Ertesi gün adam erkenden kalkıp kahvaltılarını hazırladı, üzerini giydi ve önce çocukları okula sonra karısını işe bıraktı. Apartmanın önüne vardığında eve gitmek istemiyordu. Gözleri uykusuzluktan yanıyor, midesinden gurultular yükseliyordu. Başını direksiyona yaslayıp sessizce ağlamaya başladı. Camın tıklatıldığını duyduğunda başını usulca direksiyondan kaldıran adam, karşısında yaşlı çingene bir kadın gördü. Pespaye bir halde ve sırıtınca hali hazırda birkaç tane kalmış olan çürümüş dişlere bakakaldı adam. Çingene ısrar ediyordu, adam tepki veremiyordu. Camı indirip kadını kovmaya niyetliydi. Kadın ona isterse falına da bakabileceğini söylemişti, üstelik para da istemiyordu. Artık iyice canı sıkılan adam kadını göndermek istese de kendisinde o gücü bulamadığından çaresizce avcunu kadına uzattı. Kadın adamın eline dokunduğunda nöbet geçirecek gibi sallanmaya başladı. Bu durumu gülünç bulan adam artık yetti der gibi iç çekti. Dişsiz çingene adamın avcunu tekrar eline aldığında adam muazzam bir ferahlama hissetti. Artık ne açlık ne susuzluk hissediyordu.
***
Telefonun sinir bozucu sesine uyanan adam ne olduğunu anlayamadı. Arabanın saatine baktı ve karısının işten çıkış saatinin geldiğini gördü, ne olmuştu, ne kadar zamandır uyuyordu bilmiyordu. Çingene kadın ortalarda gözükmüyordu. Telefonu açtığında eski iş yerinden arkadaşı ona bir şeyler soruyordu. Adam olanları anlamlandıramıyor, hala kendisini rüyada sanıyordu. Koltuk değneğini el yordamıyla bulup arabadan inen adam bir gariplik hissetti. Elini hemen bacağına götürdü ve… bacağının yerinde olduğunu fark etti. Demek ki hala uyanmamışım diye düşünen adam bir yandan da bu rüyanın gerçek olmasını çok istiyordu. Asansör yerine merdivenleri kullanan adam iki tane bacağı olmasının keyfini çıkartıyordu. Kapıyı anahtarla açmaya alışık adam, anahtarı kilide soktuğunda kapısı açıldı. Karısı kocaman bir gülümsemeyle kollarını adamın boynuna doladı. Değneğini hala bir elinde sıkı sıkı tutan adam artık uyanmak istediğinden o kadar da emin değildi. Çocuklar koşarak babalarına sarıldılar, açık kapıdan mutfak masasını gördü. Bugün ziyafet vardı anlaşılan. Hızlıca karısından ve çocuklarından kurtulan adam adeti olduğu üzere kendisini banyoya attı, pantolonunu çıkarttı ve bacağını incelemeye başladı. Bu defa gözyaşları mutluluktan süzülüyordu. Değneğini kapının yanında bırakan adam kendisini hiç bu kadar rahatlamış hissetmemişti.
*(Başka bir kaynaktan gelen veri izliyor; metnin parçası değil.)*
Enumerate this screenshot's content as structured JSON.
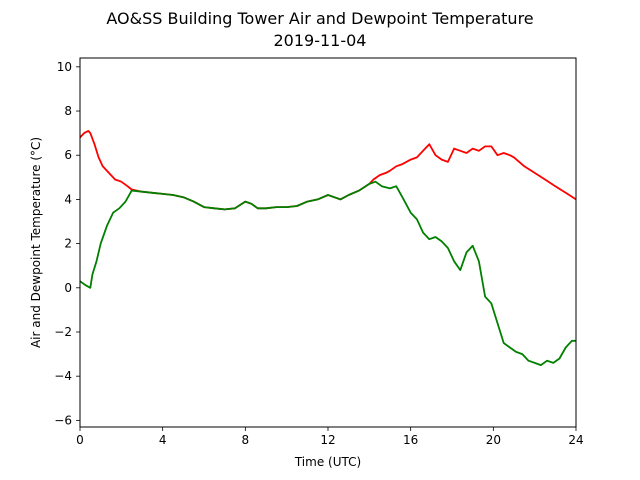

Banyo paspasının üstünde kıvrılıp uykuya dalan adam bu defa da kapının sesine uyandı. Susmak bilmeyen zırıltı adamı kendine getirmişti. Hemen ayağa kalkıp kapıya yönelecekti ki bacağının yerinde olmadığını gördü. Nasıl bir rüyanın içinde olduğunu anlayamayan adam koltuk değneğiyle seke seke kapıyı açtı. Takındığı ifadeye bakılırsa karısı epeydir kapıda beklemişti. Ona doğru sarılmak için hamle yapan adamı sıyırıp geçti kadın, adamın elleri boş kaldı. Bir dizi kavganın ardından adam bu kez yatak odasına gidip uzandı. Değneğini başucuna koyan adam, sabah uyandığında iki bacağı sapasağlam bir şekilde işine doğru yola koyulmuştu.